Après enquête, et considérant que la condition tenant à la liste limitative des travaux du tableau n° 98 des maladies professionnelles n'était pas remplie, la caisse a saisi le Comité Régional de Reconnaissance des Maladies Professionnelles (CRRMP) de la région PACA Corse lequel a rendu un avis favorable considérant qu'il existait un lien direct entre la maladie déclarée et l'activité professionnelle du salarié.
Par décision du 25 août 2022, la caisse a notifié à l'employeur la prise en charge de la maladie professionnelle au titre du tableau n° 98.
Après un recours infructueux devant la commission de recours amiable de la CPAM, la SAS [1] a saisi le pôle social du tribunal judiciaire de Marseille pour qu'il lui déclare la maladie professionnelle inopposable.
Par ordonnance du 28 mars 2023, le président du pôle social a désigné le CRRMP de la région Centre Val de Loire afin qu'il donne un avis motivé sur le lien direct entre la maladie et l'activité professionnelle de M. [P] [T].
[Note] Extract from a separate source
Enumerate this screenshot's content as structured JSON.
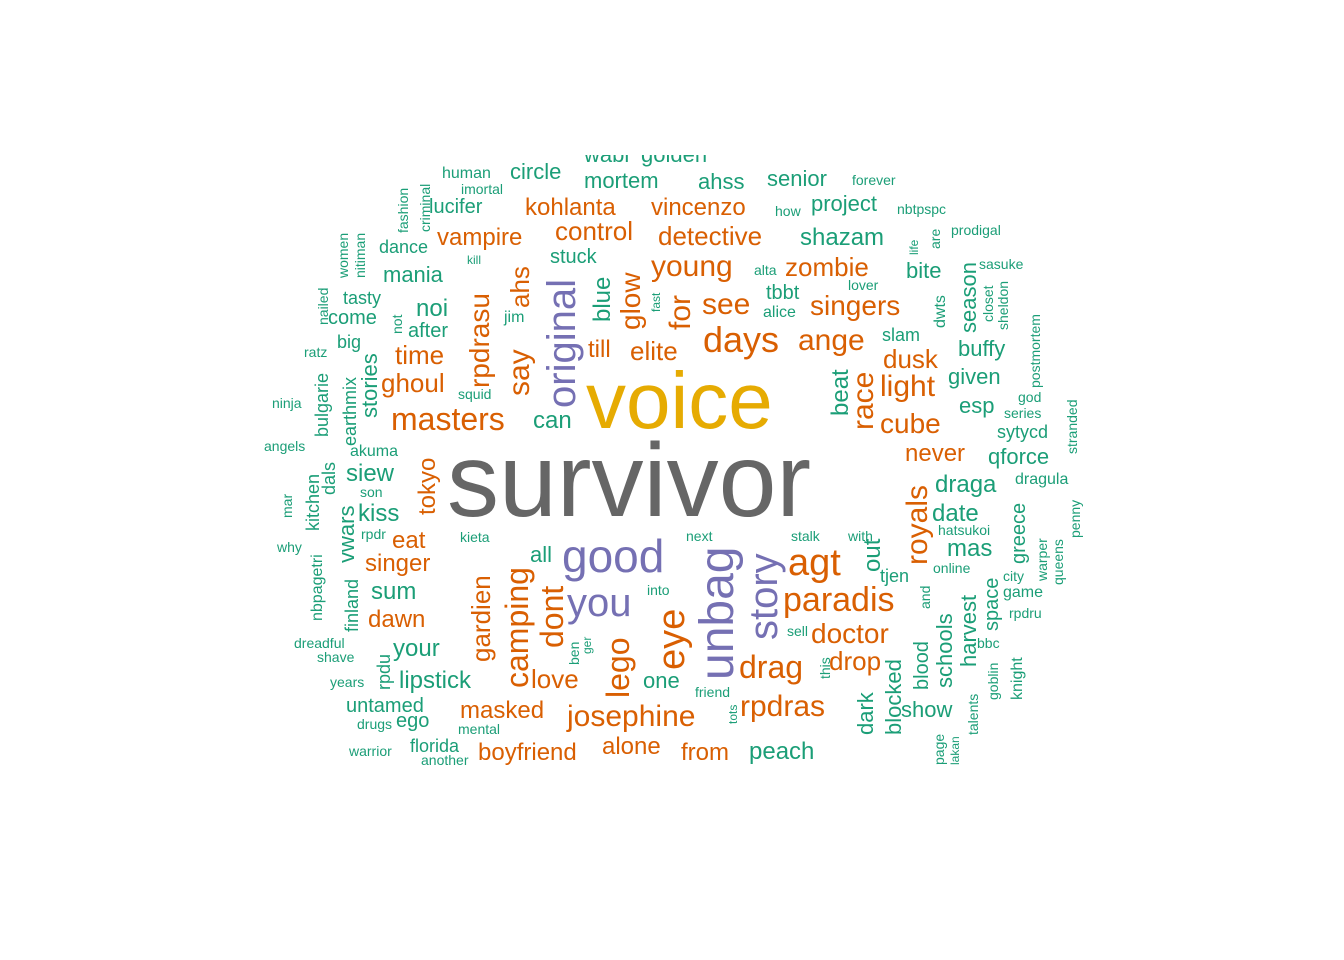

Le CRRMP a rendu un avis favorable à la reconnaissance de la maladie professionnelle.
Par jugement contradictoire du 20 février 2025, le pôle social a déclaré inopposable à la SAS [1] la décision de la CPAM du 25 août 2022 de prise en charge de la maladie déclarée le 24 juillet 2021, rejeté les demandes plus amples ou contraires des parties et condamné la CPAM aux dépens.
Le tribunal a, en effet, considéré que la caisse avait violé le principe du contradictoire en ne laissant à l'employeur qu'un délai de vingt-trois jours à l'employeur pour consulter le dossier et en ne respectant pas le délai de dix jours francs pour lui permettre de formuler ses observations.
Par lettre recommandée avec avis de réception expédiée le 18 mars 2025, la CPAM des Bouches-du-Rhône a relevé appel du jugement.
EXPOSE DES PRETENTIONS ET MOYENS DES PARTIES
Par conclusions dûment notifiées à la partie adverse, visées et développées au cours de l'audience et auxquelles il est expressément référé pour le surplus, l'appelante demande à la cour d'infirmer le jugement entrepris et, statuant à nouveau, de déclarer opposable à la société sa décision du 25 août 2022, débouter cette dernière de toutes ses demandes et la condamner à lui payer la somme de 1 000 euros, sur le fondement de l'article 700 du code de procédure civile.
Au soutien de ses prétentions, l'appelante fait valoir que :
- l'employeur a bénéficié du délai de quarante jours francs pour consulter le dossier et faire valoir ses observations ;
- la condition du tableau tenant à la désignation de la maladie est remplie et le service médical s'est fondé sur un élément extrinsèque pour le vérifier.
Par conclusions dûment notifiées à la partie adverse, visées et développées au cours de l'audience et auxquelles il est expressément référé pour le surplus, l'intimée demande à la cour de confirmer le jugement entrepris et, à titre principal, lui déclarer la décision de la caisse inopposable faute de respect des délais de procédure et du principe du contradictoire et, à titre subsidiaire, de lui déclarer cette décision inopposable faute pour la caisse de démontrer la réunion de l'ensemble des caractéristiques médicales exigées par le tableau n° 98 des maladies professionnelles.
L'intimée réplique que :
- elle n'a bénéficié que de vingt-trois jours pour compléter le dossier ;
- le dossier a été transmis au CRRMP de manière anticipée ;
- la preuve d'une atteinte radiculaire de topographie concordante doit être rapportée par un élément médical extrinsèque pertinent ; seul un examen clinique permet de vérifier cette caractéristique ; aucun examen clinique n'est visé dans le colloque.